BSPF - 02/02/2017
Em julho de 2016, antes de enviar ao Congresso um projeto
para criar o “bônus de eficiência” para auditores fiscais, o governo pediu
pareceres técnicos dos órgãos de consultoria jurídica do Ministério do
Planejamento. E ouviu que o projeto continha uma ilegalidade que está até hoje
na medida provisória que impôs o pagamento do bônus e pode inviabilizá-lo: o
benefício tem caráter de renúncia fiscal, mas não foi feita a previsão
orçamentária, violando a Lei de Responsabilidade Fiscal.
De acordo com nota técnica da Secretaria de Orçamento
Federal (SOF), um órgão do Planejamento, o governo deveria ter apresentado,
junto ao projeto, uma previsão do que deixaria de arrecadar em decorrência dos
artigos que impõem a renúncia fiscal. Como não apresentou, o projeto viola o
artigo 14 da Lei de Responsabilidade Fiscal, que obriga qualquer concessão de
benefício ou renúncia tributária que resulte em renúncia de receita a ser “ser
acompanhada de uma estimativa do impacto orçamentário”.
O bônus entrou em vigor em dezembro de 2016, por meio da
Medida Provisória 765/2016. Ela estabelece que o dinheiro arrecadado com a
aplicação das multas tributárias farão parte de um fundo destinado a pagar o
bônus, devido a cada um de acordo com a produtividade.
Antes disso, em julho, o governo havia enviado o mesmo texto
transformado na MP à Câmara, mas como projeto de lei. Tanto a MP quanto o
projeto contêm a ilegalidade apontada pelos órgãos técnicos do Planejamento. No
projeto, a ilegalidade vem passando batida pelos deputados até agora. Houve
cinco votos sobre o projeto na Comissão de Constituição e Justiça, nenhum deles
fala da renúncia fiscal que veio com o bônus.
O problema está nos artigos 13 e 23 da medida provisória —
um diz respeito ao bônus para auditores fiscais, o outro, para os auditores
fiscais do Trabalho. Eles foram incluídos para explicar que o bônus não fará
parte da remuneração nem servirá de base de cálculo para gratificações,
adicionais e “não constituirá base de cálculo de contribuição previdenciária”.

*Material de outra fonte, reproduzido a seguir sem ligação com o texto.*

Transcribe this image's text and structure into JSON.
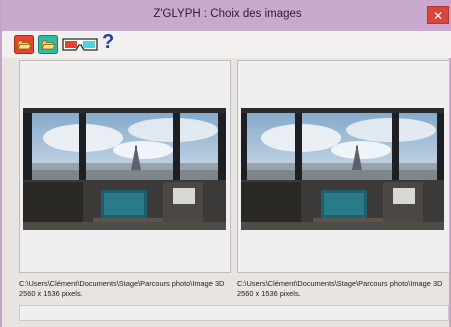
{
  "window": {
    "title": "Z'GLYPH : Choix des images",
    "close_glyph": "✕"
  },
  "toolbar": {
    "help_glyph": "?",
    "buttons": [
      {
        "icon": "open-left-folder-icon",
        "color": "#e8432e"
      },
      {
        "icon": "open-right-folder-icon",
        "color": "#2dbda3"
      },
      {
        "icon": "anaglyph-glasses-icon",
        "color": "#e8432e"
      }
    ]
  },
  "images": {
    "left": {
      "path": "C:\\Users\\Clément\\Documents\\Stage\\Parcours photo\\Image 3D",
      "size": "2560 x 1536 pixels."
    },
    "right": {
      "path": "C:\\Users\\Clément\\Documents\\Stage\\Parcours photo\\Image 3D",
      "size": "2560 x 1536 pixels."
    }
  }
}
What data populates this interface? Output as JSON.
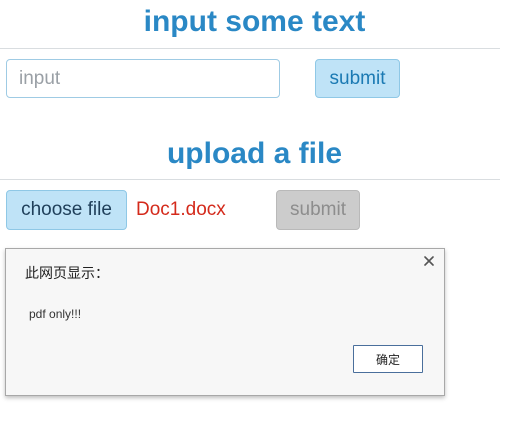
{
  "text_section": {
    "title": "input some text",
    "input_placeholder": "input",
    "input_value": "",
    "submit_label": "submit"
  },
  "upload_section": {
    "title": "upload a file",
    "choose_label": "choose file",
    "file_name": "Doc1.docx",
    "submit_label": "submit",
    "submit_disabled": true
  },
  "alert_dialog": {
    "title": "此网页显示：",
    "message": "pdf only!!!",
    "ok_label": "确定",
    "close_icon": "close-icon"
  },
  "colors": {
    "heading": "#2a88c5",
    "button_bg": "#bfe3f7",
    "file_name": "#d42a1b",
    "disabled_bg": "#cccccc"
  }
}
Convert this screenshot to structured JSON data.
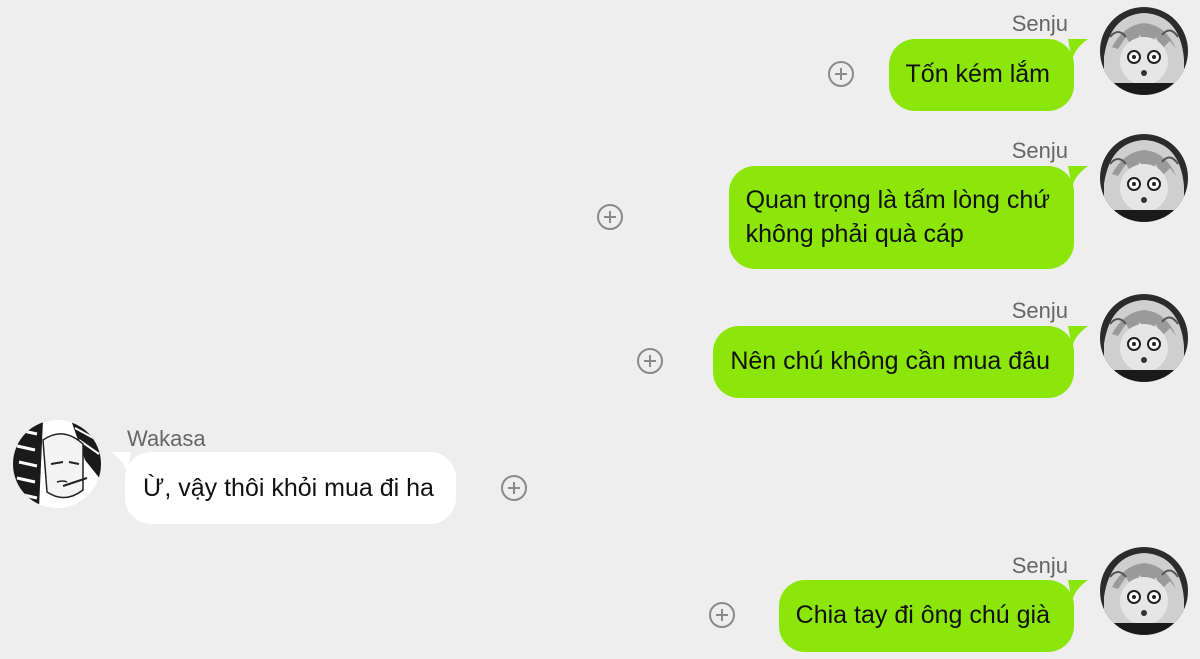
{
  "conversation": {
    "messages": [
      {
        "sender": "Senju",
        "side": "right",
        "lines": [
          "Tốn kém lắm"
        ]
      },
      {
        "sender": "Senju",
        "side": "right",
        "lines": [
          "Quan trọng là tấm lòng chứ",
          "không phải quà cáp"
        ]
      },
      {
        "sender": "Senju",
        "side": "right",
        "lines": [
          "Nên chú không cần mua đâu"
        ]
      },
      {
        "sender": "Wakasa",
        "side": "left",
        "lines": [
          "Ừ, vậy thôi khỏi mua đi ha"
        ]
      },
      {
        "sender": "Senju",
        "side": "right",
        "lines": [
          "Chia tay đi ông chú già"
        ]
      }
    ]
  },
  "colors": {
    "background": "#eeeeee",
    "sent_bubble": "#8de60a",
    "received_bubble": "#ffffff",
    "sender_name": "#666666",
    "add_icon": "#8a8a8a"
  },
  "icons": {
    "add_reaction": "circle-plus-icon",
    "avatar_senju": "manga-avatar-senju",
    "avatar_wakasa": "manga-avatar-wakasa"
  }
}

Portanto, o governo estabeleceu que a Previdência Social não vai arrecadar nada
com o bônus, ao mesmo tempo em que a Fazenda vai abrir mão de 100% do dinheiro
das multas.
A nota da SOF foi assinada no dia 14 de julho de 2016. No
dia seguinte, o parecer da Consultoria Jurídica do Planejamento, feito por um
advogado da União, concordou com a SOF. E justamente por isso recomendou que
fosse ouvido o Ministério da Fazenda, que, desde maio de 2016, acumula as
competências da Previdência.
Só que a Fazenda não foi ouvida, pelo menos não formalmente.
E uma semana depois, o texto do projeto foi enviado à Câmara, conforme o
combinado pelo governo Dilma com os auditores fiscais, sem as correções
sugeridas pelos pareceres técnico e jurídico.
Ao longo da tramitação, os deputados que discutiram o texto
ficaram preocupados com a possibilidade de o projeto criar privilégios para as
carreiras de auditor fiscal, analista tributário e seus equivalentes do
Ministério do Trabalho. Até porque a intenção do projeto é reestruturar as
carreiras e valorizar os quadros.
Mas a saída encontrada pelos parlamentares foi estender os
benefícios do texto aos ocupantes de cargos administrativos lotados na Receita
e no Ministério da Fazenda, os chamados PecFaz, que dizem ter as mesmas
atribuições dos auditores. Isso desagradou os auditores, que entraram em greve
em outubro.
Dois meses depois, o governo Temer editou a MP 765/2016,
encerrando a greve. Desde então, o bônus de eficiência já foi duramente
criticado pela comunidade jurídica e agora ameaça travar os julgados do
Conselho Administrativo de Recursos Fiscais da Fazenda (Carf), já que os
conselheiros auditores também receberão o bônus.